1. Please take 30 seconds to register your free account to remove most ads, post topics, make friends, earn reward points at our store, and more!  
     
    TalkBass.com has been uniting the low end since 1998.  Join us! :)
  2. Because Photobucket has chosen to in effect "take down" everyone's photos (unless you pay them), we have extended post edit time in the Luthier's Corner to UNLIMITED.  If you used photobucket and happen to still have your images of builds, you can go back and fix as many of your posts as far back as you wish.

    Note that TalkBass will host unlimited attachments for you, all the time, for free ;)  Just hit that "Upload a File" button.  You are also free to use our Media Gallery if you want a place to create albums, organize photos, etc :)

control cavity

Discussion in 'Luthier's Corner' started by sixstringbass, Jan 28, 2006.
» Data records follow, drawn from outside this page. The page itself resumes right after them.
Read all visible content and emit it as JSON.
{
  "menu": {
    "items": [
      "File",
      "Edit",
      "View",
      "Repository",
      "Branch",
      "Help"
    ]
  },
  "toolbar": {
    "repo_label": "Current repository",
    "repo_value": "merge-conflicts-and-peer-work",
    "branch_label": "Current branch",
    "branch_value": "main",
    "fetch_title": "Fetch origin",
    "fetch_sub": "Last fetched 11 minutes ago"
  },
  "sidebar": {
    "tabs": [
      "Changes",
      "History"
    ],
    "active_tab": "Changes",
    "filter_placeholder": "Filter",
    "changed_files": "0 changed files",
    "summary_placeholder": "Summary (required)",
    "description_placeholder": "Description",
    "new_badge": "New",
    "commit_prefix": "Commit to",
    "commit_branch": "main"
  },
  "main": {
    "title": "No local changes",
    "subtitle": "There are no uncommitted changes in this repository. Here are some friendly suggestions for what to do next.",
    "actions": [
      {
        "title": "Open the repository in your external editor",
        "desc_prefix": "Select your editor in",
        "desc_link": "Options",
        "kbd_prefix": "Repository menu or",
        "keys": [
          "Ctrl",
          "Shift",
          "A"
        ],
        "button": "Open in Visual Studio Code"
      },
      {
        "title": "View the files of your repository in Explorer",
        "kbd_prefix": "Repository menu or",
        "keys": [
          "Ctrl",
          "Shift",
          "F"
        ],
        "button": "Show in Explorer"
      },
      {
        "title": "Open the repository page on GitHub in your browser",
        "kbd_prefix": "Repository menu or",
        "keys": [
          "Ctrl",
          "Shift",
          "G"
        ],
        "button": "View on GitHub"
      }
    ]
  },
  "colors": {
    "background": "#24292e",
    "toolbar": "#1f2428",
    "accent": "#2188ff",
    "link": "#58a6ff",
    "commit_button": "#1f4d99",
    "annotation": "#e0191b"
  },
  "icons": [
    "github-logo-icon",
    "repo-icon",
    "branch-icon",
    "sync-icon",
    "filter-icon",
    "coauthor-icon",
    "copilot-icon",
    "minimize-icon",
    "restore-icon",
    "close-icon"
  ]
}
  1. how do i drill a hole from the pickup cavity into the control cavity? i just cant figure it out
     
  2. teej

    teej Gold Supporting Member

    Aug 19, 2004
    Sheffield, AL 35660
    12" long drill bit with a 1/4" diameter. There's a special name given to this bits, but I can't think of it. Something like marine bits or shipbuilders bits or something like that.
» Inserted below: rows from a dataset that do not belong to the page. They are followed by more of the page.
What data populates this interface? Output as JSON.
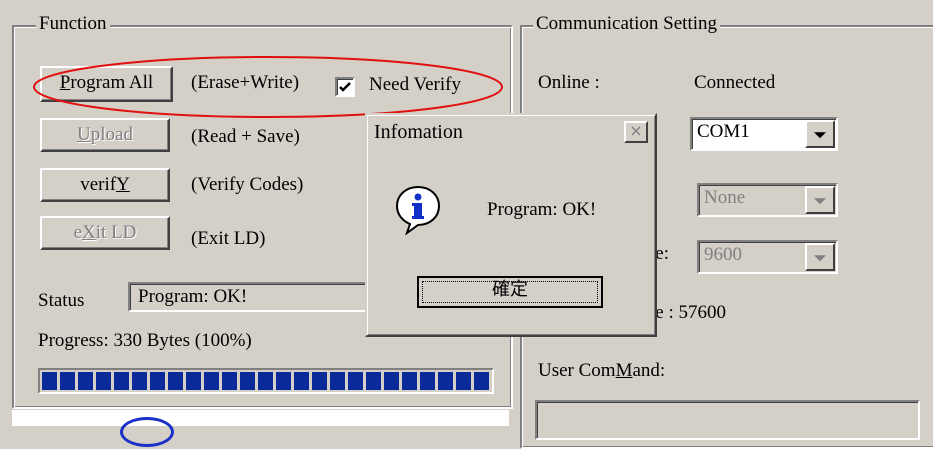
{
  "function_group": {
    "title": "Function",
    "buttons": [
      {
        "label_pre": "",
        "label_u": "P",
        "label_post": "rogram All",
        "desc": "(Erase+Write)",
        "enabled": true
      },
      {
        "label_pre": "",
        "label_u": "U",
        "label_post": "pload",
        "desc": "(Read + Save)",
        "enabled": false
      },
      {
        "label_pre": "verif",
        "label_u": "Y",
        "label_post": "",
        "desc": "(Verify Codes)",
        "enabled": true
      },
      {
        "label_pre": "e",
        "label_u": "X",
        "label_post": "it LD",
        "desc": "(Exit LD)",
        "enabled": false
      }
    ],
    "need_verify_label": "Need Verify",
    "need_verify_checked": true,
    "status_label": "Status",
    "status_value": "Program:  OK!",
    "progress_text": "Progress:  330 Bytes (100%)",
    "progress_fraction": 1.0
  },
  "comm_group": {
    "title": "Communication Setting",
    "online_label": "Online :",
    "online_value": "Connected",
    "port_value": "COM1",
    "parity_value": "None",
    "baud_label_fragment": "te:",
    "baud_value": "9600",
    "rate_fragment": "te : 57600",
    "user_command_pre": "User Com",
    "user_command_u": "M",
    "user_command_post": "and:"
  },
  "dialog": {
    "title": "Infomation",
    "message": "Program:  OK!",
    "ok_label": "確定",
    "close_glyph": "×",
    "icon": "info-icon"
  },
  "annotation": {
    "shape": "red-ellipse",
    "color": "#e01010"
  }
}
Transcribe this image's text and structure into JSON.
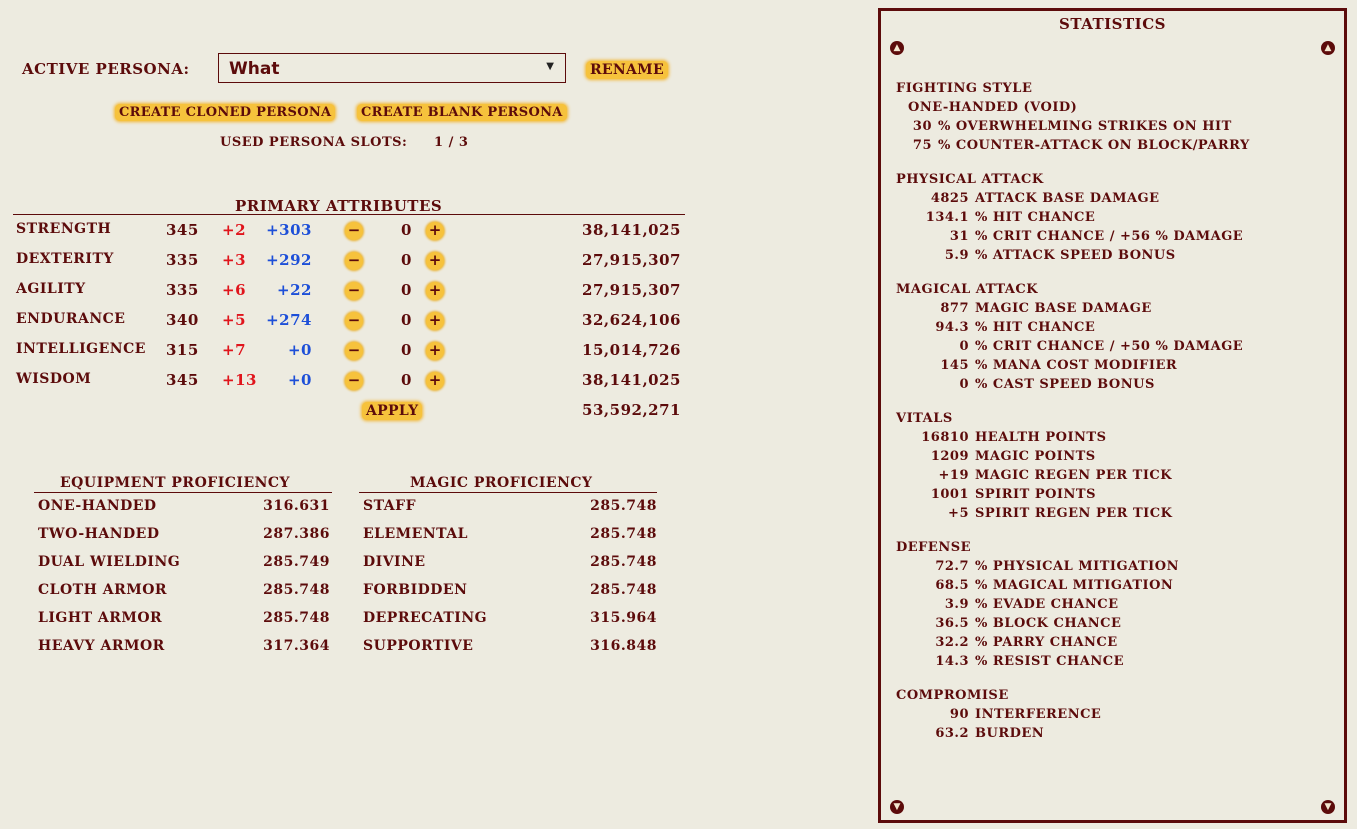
{
  "persona": {
    "label": "Active Persona:",
    "selected": "What",
    "rename_label": "Rename",
    "clone_label": "Create Cloned Persona",
    "blank_label": "Create Blank Persona",
    "slots_label": "Used Persona Slots:",
    "slots_value": "1 / 3"
  },
  "primary": {
    "title": "Primary Attributes",
    "rows": [
      {
        "name": "Strength",
        "base": "345",
        "bonus": "+2",
        "equip": "+303",
        "alloc": "0",
        "exp": "38,141,025"
      },
      {
        "name": "Dexterity",
        "base": "335",
        "bonus": "+3",
        "equip": "+292",
        "alloc": "0",
        "exp": "27,915,307"
      },
      {
        "name": "Agility",
        "base": "335",
        "bonus": "+6",
        "equip": "+22",
        "alloc": "0",
        "exp": "27,915,307"
      },
      {
        "name": "Endurance",
        "base": "340",
        "bonus": "+5",
        "equip": "+274",
        "alloc": "0",
        "exp": "32,624,106"
      },
      {
        "name": "Intelligence",
        "base": "315",
        "bonus": "+7",
        "equip": "+0",
        "alloc": "0",
        "exp": "15,014,726"
      },
      {
        "name": "Wisdom",
        "base": "345",
        "bonus": "+13",
        "equip": "+0",
        "alloc": "0",
        "exp": "38,141,025"
      }
    ],
    "minus_glyph": "−",
    "plus_glyph": "+",
    "apply_label": "Apply",
    "total_exp": "53,592,271"
  },
  "equipment": {
    "title": "Equipment Proficiency",
    "rows": [
      {
        "name": "One-handed",
        "value": "316.631"
      },
      {
        "name": "Two-handed",
        "value": "287.386"
      },
      {
        "name": "Dual wielding",
        "value": "285.749"
      },
      {
        "name": "Cloth armor",
        "value": "285.748"
      },
      {
        "name": "Light armor",
        "value": "285.748"
      },
      {
        "name": "Heavy armor",
        "value": "317.364"
      }
    ]
  },
  "magic": {
    "title": "Magic Proficiency",
    "rows": [
      {
        "name": "Staff",
        "value": "285.748"
      },
      {
        "name": "Elemental",
        "value": "285.748"
      },
      {
        "name": "Divine",
        "value": "285.748"
      },
      {
        "name": "Forbidden",
        "value": "285.748"
      },
      {
        "name": "Deprecating",
        "value": "315.964"
      },
      {
        "name": "Supportive",
        "value": "316.848"
      }
    ]
  },
  "stats": {
    "title": "Statistics",
    "sections": [
      {
        "title": "Fighting Style",
        "lines": [
          {
            "num": "",
            "text": "One-handed (Void)"
          },
          {
            "num": "30",
            "text": "% Overwhelming Strikes on hit"
          },
          {
            "num": "75",
            "text": "% Counter-Attack on block/parry"
          }
        ]
      },
      {
        "title": "Physical Attack",
        "lines": [
          {
            "num": "4825",
            "text": "attack base damage"
          },
          {
            "num": "134.1",
            "text": "% hit chance"
          },
          {
            "num": "31",
            "text": "% crit chance / +56 % damage"
          },
          {
            "num": "5.9",
            "text": "% attack speed bonus"
          }
        ]
      },
      {
        "title": "Magical Attack",
        "lines": [
          {
            "num": "877",
            "text": "magic base damage"
          },
          {
            "num": "94.3",
            "text": "% hit chance"
          },
          {
            "num": "0",
            "text": "% crit chance / +50 % damage"
          },
          {
            "num": "145",
            "text": "% mana cost modifier"
          },
          {
            "num": "0",
            "text": "% cast speed bonus"
          }
        ]
      },
      {
        "title": "Vitals",
        "lines": [
          {
            "num": "16810",
            "text": "health points"
          },
          {
            "num": "1209",
            "text": "magic points"
          },
          {
            "num": "+19",
            "text": "magic regen per tick"
          },
          {
            "num": "1001",
            "text": "spirit points"
          },
          {
            "num": "+5",
            "text": "spirit regen per tick"
          }
        ]
      },
      {
        "title": "Defense",
        "lines": [
          {
            "num": "72.7",
            "text": "% physical mitigation"
          },
          {
            "num": "68.5",
            "text": "% magical mitigation"
          },
          {
            "num": "3.9",
            "text": "% evade chance"
          },
          {
            "num": "36.5",
            "text": "% block chance"
          },
          {
            "num": "32.2",
            "text": "% parry chance"
          },
          {
            "num": "14.3",
            "text": "% resist chance"
          }
        ]
      },
      {
        "title": "Compromise",
        "lines": [
          {
            "num": "90",
            "text": "interference"
          },
          {
            "num": "63.2",
            "text": "burden"
          }
        ]
      }
    ]
  }
}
    What you do is you drill at a very shallow angle.
     
  3. pilotjones

    pilotjones Supporting Member

    Nov 8, 2001
    US-NY-NYC
    I know them as gun drills.

    As you angle the bit from the pup cavity to the control cavity, I'd put a few layers of masking tape on the top at the far (bass-side) edge of the pup route, so that you don't mess the top if you slip.
     
  4. popinfresh

    popinfresh

    Dec 23, 2004
    Melbourne, Aus
    My mate drills a hole from lead jack to pup cavity via control cavity. Gets it all in one.
     
  5. klocwerk

    klocwerk

    May 19, 2005
    Somerville, MA
    ha, that's brilliant!
     
  6. JSPguitars

    JSPguitars

    Jan 12, 2004
    Grass Valley
    If that's brilliant then maybe I have a chance ...

     
  7. Trevorus

    Trevorus

    Oct 18, 2002
    Urbana, IL
    It's called an aircraft bit. It's a long bit.